Friday 15 January, was the date by which the Council had requested the Secretary-General's report on Angola, he said in answer to another question. Given the recent circumstances, the Secretary-General was hoping to deliver the report sooner. It would include a report to him from the peacekeeping Mission, which he hoped to receive by the end of this week.
Another correspondent asked where things stood regarding American and British humanitarian personnel in Iraq -- had their numbers been reduced and would the United Nations comply with such selectivity on the part of the Iraqi Government? Mr. Eckhard said the matter had been brought to the Council's attention this morning by Mr. Knutsson. There were a modest number of British and American United Nations humanitarian workers in Iraq: the United Nations Development Programme's (UNDP) resident coordinator was American, the Deputy Director of the WFP in Iraq was American, the Secretary of Special Envoy of the Secretary-General for Iraq Prakash Shah was American. That was a relatively small number.
He said that the aide mémoire of yesterday suggested that those remaining American and British personnel -- at the expiration of their current visas or conclusion of their contracts -- be phased out because the Iraqi Government felt it could no longer guarantee their security. That information had been conveyed to the Council. Ultimately, that was the Secretary- General's call on the advice of his Security Coordinator.

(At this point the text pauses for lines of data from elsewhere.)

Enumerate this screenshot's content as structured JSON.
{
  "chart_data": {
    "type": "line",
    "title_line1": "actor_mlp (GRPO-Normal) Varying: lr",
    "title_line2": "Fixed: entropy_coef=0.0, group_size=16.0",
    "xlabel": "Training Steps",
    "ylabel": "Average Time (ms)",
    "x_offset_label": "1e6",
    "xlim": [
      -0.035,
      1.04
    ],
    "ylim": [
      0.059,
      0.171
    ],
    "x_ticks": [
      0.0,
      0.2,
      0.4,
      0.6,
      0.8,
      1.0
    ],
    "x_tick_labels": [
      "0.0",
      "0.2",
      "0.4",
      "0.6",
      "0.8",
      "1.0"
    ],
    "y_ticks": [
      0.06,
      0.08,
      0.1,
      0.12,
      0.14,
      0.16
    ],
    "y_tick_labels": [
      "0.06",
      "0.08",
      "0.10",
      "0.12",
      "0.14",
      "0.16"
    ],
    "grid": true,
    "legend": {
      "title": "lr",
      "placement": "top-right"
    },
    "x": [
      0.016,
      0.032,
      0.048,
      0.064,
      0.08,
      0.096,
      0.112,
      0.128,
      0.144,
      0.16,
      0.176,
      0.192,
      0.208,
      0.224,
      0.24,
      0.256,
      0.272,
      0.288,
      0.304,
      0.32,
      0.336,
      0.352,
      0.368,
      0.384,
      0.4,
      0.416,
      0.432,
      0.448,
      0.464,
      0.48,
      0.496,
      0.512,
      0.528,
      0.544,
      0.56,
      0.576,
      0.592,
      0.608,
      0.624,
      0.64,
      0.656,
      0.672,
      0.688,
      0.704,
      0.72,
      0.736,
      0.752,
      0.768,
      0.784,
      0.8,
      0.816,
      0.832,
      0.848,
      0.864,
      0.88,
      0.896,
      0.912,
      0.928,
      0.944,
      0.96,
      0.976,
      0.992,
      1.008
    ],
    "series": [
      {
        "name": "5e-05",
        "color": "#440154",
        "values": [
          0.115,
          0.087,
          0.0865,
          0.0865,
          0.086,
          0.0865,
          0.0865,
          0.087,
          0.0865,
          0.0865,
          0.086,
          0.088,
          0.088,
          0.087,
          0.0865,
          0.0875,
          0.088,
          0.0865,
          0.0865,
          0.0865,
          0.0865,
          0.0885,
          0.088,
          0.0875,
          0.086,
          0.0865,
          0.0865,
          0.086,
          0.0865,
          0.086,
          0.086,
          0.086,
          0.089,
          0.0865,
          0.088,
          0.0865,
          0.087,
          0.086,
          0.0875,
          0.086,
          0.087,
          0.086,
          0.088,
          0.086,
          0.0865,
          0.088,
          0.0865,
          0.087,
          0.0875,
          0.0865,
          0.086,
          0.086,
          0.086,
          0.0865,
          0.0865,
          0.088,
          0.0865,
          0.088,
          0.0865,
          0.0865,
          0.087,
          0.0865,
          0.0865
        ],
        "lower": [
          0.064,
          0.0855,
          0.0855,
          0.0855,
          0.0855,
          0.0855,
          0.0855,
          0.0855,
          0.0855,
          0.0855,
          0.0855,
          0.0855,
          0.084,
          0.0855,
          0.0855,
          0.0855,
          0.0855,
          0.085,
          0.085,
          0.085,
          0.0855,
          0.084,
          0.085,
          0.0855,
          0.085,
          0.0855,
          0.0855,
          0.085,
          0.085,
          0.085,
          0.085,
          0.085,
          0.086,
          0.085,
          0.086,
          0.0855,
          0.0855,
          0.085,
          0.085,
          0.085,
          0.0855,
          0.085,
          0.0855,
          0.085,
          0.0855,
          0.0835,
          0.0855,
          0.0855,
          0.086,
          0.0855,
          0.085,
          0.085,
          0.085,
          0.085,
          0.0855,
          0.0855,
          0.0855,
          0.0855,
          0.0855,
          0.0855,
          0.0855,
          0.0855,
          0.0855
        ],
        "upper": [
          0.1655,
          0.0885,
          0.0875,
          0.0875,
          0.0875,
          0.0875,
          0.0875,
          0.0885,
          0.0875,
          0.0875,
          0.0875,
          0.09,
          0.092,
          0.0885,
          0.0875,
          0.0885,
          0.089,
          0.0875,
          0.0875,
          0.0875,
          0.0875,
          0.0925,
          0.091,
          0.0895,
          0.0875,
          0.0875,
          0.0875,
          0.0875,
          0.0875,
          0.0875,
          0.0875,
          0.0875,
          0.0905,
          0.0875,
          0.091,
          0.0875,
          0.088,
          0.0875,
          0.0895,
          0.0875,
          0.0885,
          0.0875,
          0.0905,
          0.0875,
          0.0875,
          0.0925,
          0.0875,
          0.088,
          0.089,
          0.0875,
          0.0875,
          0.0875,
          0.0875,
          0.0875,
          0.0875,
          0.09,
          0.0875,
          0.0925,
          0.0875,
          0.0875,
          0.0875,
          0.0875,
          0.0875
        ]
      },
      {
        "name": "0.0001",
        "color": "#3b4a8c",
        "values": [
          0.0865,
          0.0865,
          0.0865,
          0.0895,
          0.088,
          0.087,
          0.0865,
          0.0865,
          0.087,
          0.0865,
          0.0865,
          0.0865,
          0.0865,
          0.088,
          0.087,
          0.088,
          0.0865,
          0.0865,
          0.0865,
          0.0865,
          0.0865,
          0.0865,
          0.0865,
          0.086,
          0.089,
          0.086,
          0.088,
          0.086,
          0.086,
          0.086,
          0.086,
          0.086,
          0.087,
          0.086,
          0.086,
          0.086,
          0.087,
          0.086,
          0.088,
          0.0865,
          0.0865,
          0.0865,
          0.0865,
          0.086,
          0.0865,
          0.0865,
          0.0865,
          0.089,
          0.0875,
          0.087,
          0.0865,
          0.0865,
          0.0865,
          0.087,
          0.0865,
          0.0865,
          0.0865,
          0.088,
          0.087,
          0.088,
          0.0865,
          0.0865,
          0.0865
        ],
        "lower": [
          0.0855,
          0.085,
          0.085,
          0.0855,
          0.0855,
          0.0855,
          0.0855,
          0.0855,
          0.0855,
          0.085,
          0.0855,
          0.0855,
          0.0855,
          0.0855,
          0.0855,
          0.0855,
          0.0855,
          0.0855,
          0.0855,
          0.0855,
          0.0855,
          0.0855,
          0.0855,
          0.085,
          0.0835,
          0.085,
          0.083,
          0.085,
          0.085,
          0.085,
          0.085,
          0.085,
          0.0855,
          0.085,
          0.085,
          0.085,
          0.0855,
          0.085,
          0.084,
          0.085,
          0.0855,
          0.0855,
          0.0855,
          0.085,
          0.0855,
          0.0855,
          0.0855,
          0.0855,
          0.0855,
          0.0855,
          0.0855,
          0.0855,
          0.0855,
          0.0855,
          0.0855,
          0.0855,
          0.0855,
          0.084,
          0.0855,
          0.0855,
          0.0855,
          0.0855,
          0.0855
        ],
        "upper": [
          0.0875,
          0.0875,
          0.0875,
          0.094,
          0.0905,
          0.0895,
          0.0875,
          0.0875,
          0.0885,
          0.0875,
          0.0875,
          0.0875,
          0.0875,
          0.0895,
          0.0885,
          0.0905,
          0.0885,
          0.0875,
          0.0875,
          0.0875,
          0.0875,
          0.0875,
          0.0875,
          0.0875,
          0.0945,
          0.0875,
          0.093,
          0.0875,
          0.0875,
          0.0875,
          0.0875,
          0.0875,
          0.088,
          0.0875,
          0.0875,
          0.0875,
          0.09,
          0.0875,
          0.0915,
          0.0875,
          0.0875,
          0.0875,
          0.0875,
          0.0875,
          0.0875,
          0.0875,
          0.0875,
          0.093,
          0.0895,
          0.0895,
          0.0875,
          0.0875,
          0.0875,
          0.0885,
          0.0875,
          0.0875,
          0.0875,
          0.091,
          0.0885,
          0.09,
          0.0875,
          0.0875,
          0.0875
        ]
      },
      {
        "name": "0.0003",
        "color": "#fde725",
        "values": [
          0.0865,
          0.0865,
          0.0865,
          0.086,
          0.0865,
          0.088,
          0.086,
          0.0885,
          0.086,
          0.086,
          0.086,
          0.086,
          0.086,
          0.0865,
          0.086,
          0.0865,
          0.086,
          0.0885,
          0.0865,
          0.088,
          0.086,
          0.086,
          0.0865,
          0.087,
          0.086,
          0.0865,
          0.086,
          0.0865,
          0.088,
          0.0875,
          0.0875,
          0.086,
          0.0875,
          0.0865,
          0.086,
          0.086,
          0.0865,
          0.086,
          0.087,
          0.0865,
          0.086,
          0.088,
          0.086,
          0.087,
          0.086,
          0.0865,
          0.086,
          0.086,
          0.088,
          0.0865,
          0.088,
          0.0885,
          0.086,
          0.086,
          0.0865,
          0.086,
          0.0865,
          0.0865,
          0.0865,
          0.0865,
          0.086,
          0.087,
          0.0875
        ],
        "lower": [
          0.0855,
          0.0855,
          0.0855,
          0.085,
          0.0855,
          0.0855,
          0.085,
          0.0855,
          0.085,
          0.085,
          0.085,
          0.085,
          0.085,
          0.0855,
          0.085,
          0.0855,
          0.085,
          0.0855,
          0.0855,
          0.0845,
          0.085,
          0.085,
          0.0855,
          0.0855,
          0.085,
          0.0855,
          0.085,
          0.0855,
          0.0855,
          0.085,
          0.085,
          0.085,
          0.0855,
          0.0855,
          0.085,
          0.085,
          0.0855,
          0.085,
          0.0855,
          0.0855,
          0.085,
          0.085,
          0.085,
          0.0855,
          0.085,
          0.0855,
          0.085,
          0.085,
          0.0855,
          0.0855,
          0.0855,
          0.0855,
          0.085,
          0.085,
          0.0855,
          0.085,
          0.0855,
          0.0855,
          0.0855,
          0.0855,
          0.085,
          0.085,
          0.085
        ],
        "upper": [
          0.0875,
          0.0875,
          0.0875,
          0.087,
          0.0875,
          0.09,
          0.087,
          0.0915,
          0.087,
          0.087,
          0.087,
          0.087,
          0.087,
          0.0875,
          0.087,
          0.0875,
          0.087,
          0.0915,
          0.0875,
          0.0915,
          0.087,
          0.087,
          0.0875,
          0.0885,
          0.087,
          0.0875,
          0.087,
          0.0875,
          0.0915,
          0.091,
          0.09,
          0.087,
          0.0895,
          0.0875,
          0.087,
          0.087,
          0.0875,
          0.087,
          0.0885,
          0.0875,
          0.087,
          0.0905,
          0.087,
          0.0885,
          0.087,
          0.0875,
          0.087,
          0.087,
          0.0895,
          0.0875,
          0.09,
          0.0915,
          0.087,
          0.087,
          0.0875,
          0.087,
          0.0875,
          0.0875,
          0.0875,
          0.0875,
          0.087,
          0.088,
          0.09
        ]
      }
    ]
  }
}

With Iraq now openly defying all of the Security Council resolutions, how did the Secretary-General perceive the situation, and did he view his involvement in Iraq as a failure? another correspondent asked. Mr. Eckhard believed that, in his closing press conference of 1998, the Secretary-General had characterized his efforts to find a peaceful solution to the standoff between Iraq and the Security Council as insufficient. Yes, the Secretary- General felt regret over that. The situation was now in the hands of the Council, and the Secretary-General would not wish to characterize its handling of the matter. The correspondent's question should be asked of Council members.
Asked how many countries had paid their dues by year-end, Mr. Eckhard said he would provide that number at the end of the briefing, adding that it was more than in the previous year. [He later said that 117 Member States had paid in full in 1998, compared to 100 in 1997.]
Replying to a question about whether there had been a precedent of a chargé d'affaires of a country presiding over the Security Council, rather than a permanent representative, the Spokesman said he would have to check with Protocol on that.